Local está há vários meses com água parada e serve como criadouro de mosquitos transmissor de doenças

Créditos: Anderson Soares
Piscina está cheia de lixo e água parada; ela fica no bairro Jóquei Clube - Anderson Soares/Roraima em Tempo

Cerca de 250 venezuelanos que vivem em condições precárias em um prédio público do governo de Roraima, localizado no bairro Jóquei Clube, zona Oeste de Boa Vista, correm risco de contrair doenças, segundo informou uma moradora do bairro, que preferiu não se identificar.
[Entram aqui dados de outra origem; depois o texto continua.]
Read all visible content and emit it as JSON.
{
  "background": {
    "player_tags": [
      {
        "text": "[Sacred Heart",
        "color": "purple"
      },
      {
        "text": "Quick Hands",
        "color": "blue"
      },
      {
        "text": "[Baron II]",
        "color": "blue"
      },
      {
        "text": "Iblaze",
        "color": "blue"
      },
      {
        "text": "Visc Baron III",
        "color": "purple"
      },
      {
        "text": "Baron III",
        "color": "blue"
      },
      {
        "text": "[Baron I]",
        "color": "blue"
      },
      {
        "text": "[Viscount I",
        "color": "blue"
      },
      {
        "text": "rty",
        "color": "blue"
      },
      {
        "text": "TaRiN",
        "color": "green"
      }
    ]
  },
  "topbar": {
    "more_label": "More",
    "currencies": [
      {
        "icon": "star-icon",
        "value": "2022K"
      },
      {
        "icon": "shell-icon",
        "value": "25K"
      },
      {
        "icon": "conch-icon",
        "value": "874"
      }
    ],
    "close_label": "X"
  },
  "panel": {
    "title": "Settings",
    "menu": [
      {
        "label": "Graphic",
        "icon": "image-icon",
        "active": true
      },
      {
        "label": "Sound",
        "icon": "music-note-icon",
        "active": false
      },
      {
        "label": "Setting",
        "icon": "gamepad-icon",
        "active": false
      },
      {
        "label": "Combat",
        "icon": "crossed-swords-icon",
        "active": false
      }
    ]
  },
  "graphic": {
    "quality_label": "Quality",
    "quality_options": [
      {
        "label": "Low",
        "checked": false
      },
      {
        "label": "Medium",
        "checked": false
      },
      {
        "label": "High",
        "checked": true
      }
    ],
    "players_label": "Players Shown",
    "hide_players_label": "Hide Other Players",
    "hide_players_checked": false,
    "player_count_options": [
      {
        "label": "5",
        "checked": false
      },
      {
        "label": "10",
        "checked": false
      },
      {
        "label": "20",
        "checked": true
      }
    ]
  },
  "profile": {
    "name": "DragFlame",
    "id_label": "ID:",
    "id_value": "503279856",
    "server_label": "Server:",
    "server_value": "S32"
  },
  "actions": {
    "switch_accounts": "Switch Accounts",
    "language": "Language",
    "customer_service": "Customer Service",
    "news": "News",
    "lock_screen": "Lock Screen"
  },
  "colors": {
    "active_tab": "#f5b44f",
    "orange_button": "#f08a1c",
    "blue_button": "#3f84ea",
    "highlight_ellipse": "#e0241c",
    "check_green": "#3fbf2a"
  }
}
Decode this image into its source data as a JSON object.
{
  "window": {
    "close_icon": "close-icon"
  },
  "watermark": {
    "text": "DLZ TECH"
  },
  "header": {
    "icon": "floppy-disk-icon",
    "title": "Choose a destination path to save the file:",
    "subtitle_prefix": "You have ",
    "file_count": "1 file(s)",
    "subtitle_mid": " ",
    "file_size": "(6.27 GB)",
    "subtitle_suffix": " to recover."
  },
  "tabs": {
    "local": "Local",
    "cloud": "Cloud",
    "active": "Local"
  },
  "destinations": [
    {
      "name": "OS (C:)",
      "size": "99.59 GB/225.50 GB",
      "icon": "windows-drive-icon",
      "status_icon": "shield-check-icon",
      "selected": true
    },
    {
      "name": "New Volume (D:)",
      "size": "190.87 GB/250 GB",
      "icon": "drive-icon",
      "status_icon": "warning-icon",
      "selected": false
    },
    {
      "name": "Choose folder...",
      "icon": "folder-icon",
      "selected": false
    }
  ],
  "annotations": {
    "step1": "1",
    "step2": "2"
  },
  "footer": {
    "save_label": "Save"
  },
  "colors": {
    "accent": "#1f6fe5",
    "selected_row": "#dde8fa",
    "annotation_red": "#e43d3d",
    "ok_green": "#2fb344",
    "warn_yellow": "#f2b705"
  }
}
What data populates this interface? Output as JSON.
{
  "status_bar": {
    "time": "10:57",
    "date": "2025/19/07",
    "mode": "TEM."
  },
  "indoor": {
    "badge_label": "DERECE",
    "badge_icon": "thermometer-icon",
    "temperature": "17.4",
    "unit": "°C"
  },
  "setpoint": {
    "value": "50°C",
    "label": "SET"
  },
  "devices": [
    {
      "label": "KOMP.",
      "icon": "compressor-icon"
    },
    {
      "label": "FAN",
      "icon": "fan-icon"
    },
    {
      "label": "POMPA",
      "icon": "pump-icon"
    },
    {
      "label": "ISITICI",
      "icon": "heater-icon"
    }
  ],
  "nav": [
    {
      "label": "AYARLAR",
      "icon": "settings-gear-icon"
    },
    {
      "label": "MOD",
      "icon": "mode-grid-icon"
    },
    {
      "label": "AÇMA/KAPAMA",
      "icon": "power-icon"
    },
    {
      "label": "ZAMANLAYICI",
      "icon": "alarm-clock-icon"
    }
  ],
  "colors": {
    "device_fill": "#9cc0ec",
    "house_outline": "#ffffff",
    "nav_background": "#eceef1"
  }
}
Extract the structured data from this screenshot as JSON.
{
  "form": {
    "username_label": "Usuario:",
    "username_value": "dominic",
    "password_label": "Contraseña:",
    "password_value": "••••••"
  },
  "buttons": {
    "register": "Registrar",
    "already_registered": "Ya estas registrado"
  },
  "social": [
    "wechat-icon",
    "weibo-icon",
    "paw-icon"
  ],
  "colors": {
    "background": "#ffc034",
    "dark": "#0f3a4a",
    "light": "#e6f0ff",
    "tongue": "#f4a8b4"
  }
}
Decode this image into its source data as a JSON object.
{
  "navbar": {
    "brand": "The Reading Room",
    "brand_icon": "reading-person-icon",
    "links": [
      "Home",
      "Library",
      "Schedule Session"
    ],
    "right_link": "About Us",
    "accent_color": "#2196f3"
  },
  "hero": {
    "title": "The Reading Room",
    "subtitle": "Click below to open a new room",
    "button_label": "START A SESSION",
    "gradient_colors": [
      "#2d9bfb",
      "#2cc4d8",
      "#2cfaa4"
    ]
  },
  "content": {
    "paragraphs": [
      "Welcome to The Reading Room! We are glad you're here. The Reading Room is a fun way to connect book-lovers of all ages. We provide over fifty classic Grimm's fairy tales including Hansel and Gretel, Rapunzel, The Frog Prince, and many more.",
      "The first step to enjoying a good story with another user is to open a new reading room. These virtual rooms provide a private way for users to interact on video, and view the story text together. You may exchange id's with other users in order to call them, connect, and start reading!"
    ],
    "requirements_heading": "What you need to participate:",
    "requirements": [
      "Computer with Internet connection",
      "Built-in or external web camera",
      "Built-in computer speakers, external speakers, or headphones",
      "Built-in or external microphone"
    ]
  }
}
O espaço público se trata de um clube desativado que possui uma piscina com água parada e suja há meses e serve como criadouro do mosquito da dengue, zika e chikungunya, conforme a denúncia.

A moradora explicou que o local funcionava como clube do servidor, com quadra de esporte e outras estruturas. Sem ter para onde ir, os imigrantes passaram a morar na estrutura.

Além de adultos, também vivem bebês de colo e crianças. A maior parte dos imigrantes é indígena da etnia Warao. Eles relataram que sabem do perigo que representa a piscina nas condições que se encontra e que já conversaram com o governo do Estado para que a limpeza seja providenciada, mas até o momento ainda não foi feita.

"A estrutura não tem energia elétrica porque dizem que está fechada para reforma, mas já faz mais de quatro anos isso e até agora não concluíram. Eu vi a situação das pessoas naquele lugar e ninguém faz nada para melhorar. Não tenho uma reclamação sobre eles ocuparem o lugar até porque estava abandonado há bastante tempo e pelo menos agora tem utilidade", comentou a moradora.

Ela acrescentou que o problema da piscina com água parada e suja é antigo. "Desde quando eu me mudei para o bairro a piscina estava cheia de água podre. E eles [venezuelanos] estão vivendo lá nesse lugar. Com crianças e pessoas idosas. Se algo acontecer, Deus os livre, é capaz da pessoa nem morrer afogada e sim doente com alguma infecção", criticou.

Conforme os indígenas, ainda não houve registro de pessoas doentes em decorrência de mosquitos, no entanto, eles temem que isso possa acontecer se providências não forem tomadas pelo Poder Público.

A reportagem entrou em contato com o governo de Roraima, mas até o fechamento desta edição, nenhuma resposta fora enviada à redação.